Wenn die MS Norröna ständig unter Volllast laufen würde, also mit ca. 22 Knoten, dann würde der Treibstoffverbrauch bei ungefähr 100 Tonnen pro Tag liegen. Aber dies ist nur ein theoretischer Wert, in der Praxis liegt der Durchschnittsverbrauch bei etwa 320 Tonnen pro Woche in der Nebensaison und bei ungefähr 450 Tonnen in der Hauptsaison, wenn das Schiff schneller und länger fährt.   Der Ölverbrauch wird permanent überwacht, einerseits um möglichst effektiv zu sein und andererseits um die Umweltbelastungen durch die Abgasemmissionen möglichst gering zu halten. " Wir beobachten den Verbrauch sehr genau.

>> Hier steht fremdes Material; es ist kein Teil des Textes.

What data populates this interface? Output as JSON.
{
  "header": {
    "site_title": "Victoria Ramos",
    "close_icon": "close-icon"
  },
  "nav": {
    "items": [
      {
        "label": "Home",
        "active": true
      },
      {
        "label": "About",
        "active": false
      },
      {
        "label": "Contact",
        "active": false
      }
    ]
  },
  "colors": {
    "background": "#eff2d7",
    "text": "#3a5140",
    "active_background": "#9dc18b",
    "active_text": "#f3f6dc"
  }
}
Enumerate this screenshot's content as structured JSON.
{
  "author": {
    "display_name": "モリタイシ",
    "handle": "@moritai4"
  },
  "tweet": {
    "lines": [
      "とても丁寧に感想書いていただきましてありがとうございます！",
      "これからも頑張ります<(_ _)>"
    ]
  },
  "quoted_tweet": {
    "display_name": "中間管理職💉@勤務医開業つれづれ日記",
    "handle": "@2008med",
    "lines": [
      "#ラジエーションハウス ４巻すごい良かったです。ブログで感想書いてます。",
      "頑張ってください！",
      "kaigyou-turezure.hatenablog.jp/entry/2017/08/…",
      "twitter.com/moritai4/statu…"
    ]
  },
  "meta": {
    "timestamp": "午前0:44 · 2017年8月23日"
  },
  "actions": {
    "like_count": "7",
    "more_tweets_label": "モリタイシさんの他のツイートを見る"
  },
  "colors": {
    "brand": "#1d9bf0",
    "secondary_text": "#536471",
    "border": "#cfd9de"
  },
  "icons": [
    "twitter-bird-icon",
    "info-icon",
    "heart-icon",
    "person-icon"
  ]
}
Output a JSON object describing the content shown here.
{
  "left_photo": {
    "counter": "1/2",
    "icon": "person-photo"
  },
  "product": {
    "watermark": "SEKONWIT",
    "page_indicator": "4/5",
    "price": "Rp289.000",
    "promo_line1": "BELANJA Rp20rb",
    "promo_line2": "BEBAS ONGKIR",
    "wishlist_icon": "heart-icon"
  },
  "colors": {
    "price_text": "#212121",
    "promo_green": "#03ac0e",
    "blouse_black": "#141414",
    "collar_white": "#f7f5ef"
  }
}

Die Reederei hat auch eine Kommission eingesetzt, bestehend aus Besatzungsmitgliedern und Fachleuten an Land, die ständig nach neuen Wegen und Möglichkeiten sucht, den Verbrauch und damit die Umweltbelastung weiter zu verringern" sagt Ólavur Gunnarson.

Frischwasser

Nicht nur der Antrieb der Norröna wird im Kontrollraum neben den lauten Maschinen gereglt und kontrolliert, auch für die Wasserversorgung des Schiffes sind die Ingenieure zuständig. " Unser Wasserkraftwerk produziert Frischwasser direkt an Bord. Wir nehmen Seewasser auf, pumpen es in eine spezielle Osmose-Anlage und am anderen Ende kommt klares Trinkwasser heraus, dem wir noch etwas Chlor und einige andere Zutaten hinzufügen. Die Frischwasseranlage ist aber nur in der Hochsaison in Betrieb, wenn wir viele Gäste an Bord haben und die Liegezeiten in den Häfen sehr kurz sind. Ansonsten bunkern wir in Torshavn Frischwasser. Das Wasser auf den Färöern ist von sehr guter Qualität und es ist so billig, dass es nicht lohnt, die bordeigene Anlage zu nutzen". Natürlich ist die Maschinencrew auch für die an Bord anfallenden Abwässer zuständig. Diese werden mit der bordeigenen Kläranlage soweit gereinigt, dass sie bedenkenlos von Bord gepumpt werden können.  Auch gibt es im Maschinenraum einen speziellen Heisswasserbereiter, aber dieser wird nicht während der Fahrt genutzt. Dann reichen die Temperaturen der Abgase, um warmes Wasser zu bereiten und an kalten Tagen auch noch das Schiffsinnere zu heizen.